I believe that in its 74 years of existence, the Soviet Union developed one new drug. But “progressives” want to emulate the Soviets and remove the profit motive from drug development. Roast goose is delicious, but where will we get any more golden eggs?
We have choices. Do we want to continue our excellent system of health care, but add resources to improve care for the indigent? Do we want to reduce the influx of indigent immigrants, who overburden our health-care system? Or do we want everyone’s health care to be some version of the Los Angeles County system? Do we want to raise the floor, or lower the ceiling? These are legitimate questions, with good arguments on both sides.
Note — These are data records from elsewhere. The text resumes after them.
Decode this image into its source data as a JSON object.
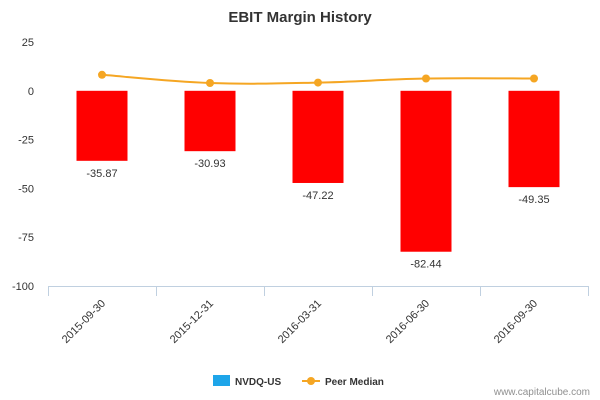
{
  "chart_data": {
    "type": "bar",
    "title": "EBIT Margin History",
    "categories": [
      "2015-09-30",
      "2015-12-31",
      "2016-03-31",
      "2016-06-30",
      "2016-09-30"
    ],
    "series": [
      {
        "name": "NVDQ-US",
        "type": "bar",
        "values": [
          -35.87,
          -30.93,
          -47.22,
          -82.44,
          -49.35
        ],
        "labels": [
          "-35.87",
          "-30.93",
          "-47.22",
          "-82.44",
          "-49.35"
        ],
        "bar_color": "#ff0000",
        "legend_color": "#1ea5e9"
      },
      {
        "name": "Peer Median",
        "type": "line",
        "values": [
          8.2,
          4.0,
          4.2,
          6.3,
          6.3
        ],
        "color": "#f5a623"
      }
    ],
    "yticks": [
      "25",
      "0",
      "-25",
      "-50",
      "-75",
      "-100"
    ],
    "ytick_values": [
      25,
      0,
      -25,
      -50,
      -75,
      -100
    ],
    "ylim": [
      -100,
      25
    ],
    "xlabel": "",
    "ylabel": "",
    "grid": false,
    "legend_position": "bottom-center",
    "credit": "www.capitalcube.com"
  }
}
But what is not legitimate is to claim that the millions without health insurance also are without health care. This is an error at best, and a lie at worst. Even more, it is an insult to all those who devote their lives to caring for those who cannot pay for their care. It is an insult to my father, who went out in snowstorms to treat the indigent for little or no pay. It is an insult to all those − from the gray-haired nurse at Bellevue, to the newly minted intern at Cook County, to the streetwise paramedic in Los Angeles, to the busy private practitioner in Paris, Texas − who care for the least fortunate among us. These caregivers deserve to be assisted and honored, not ignored and devalued.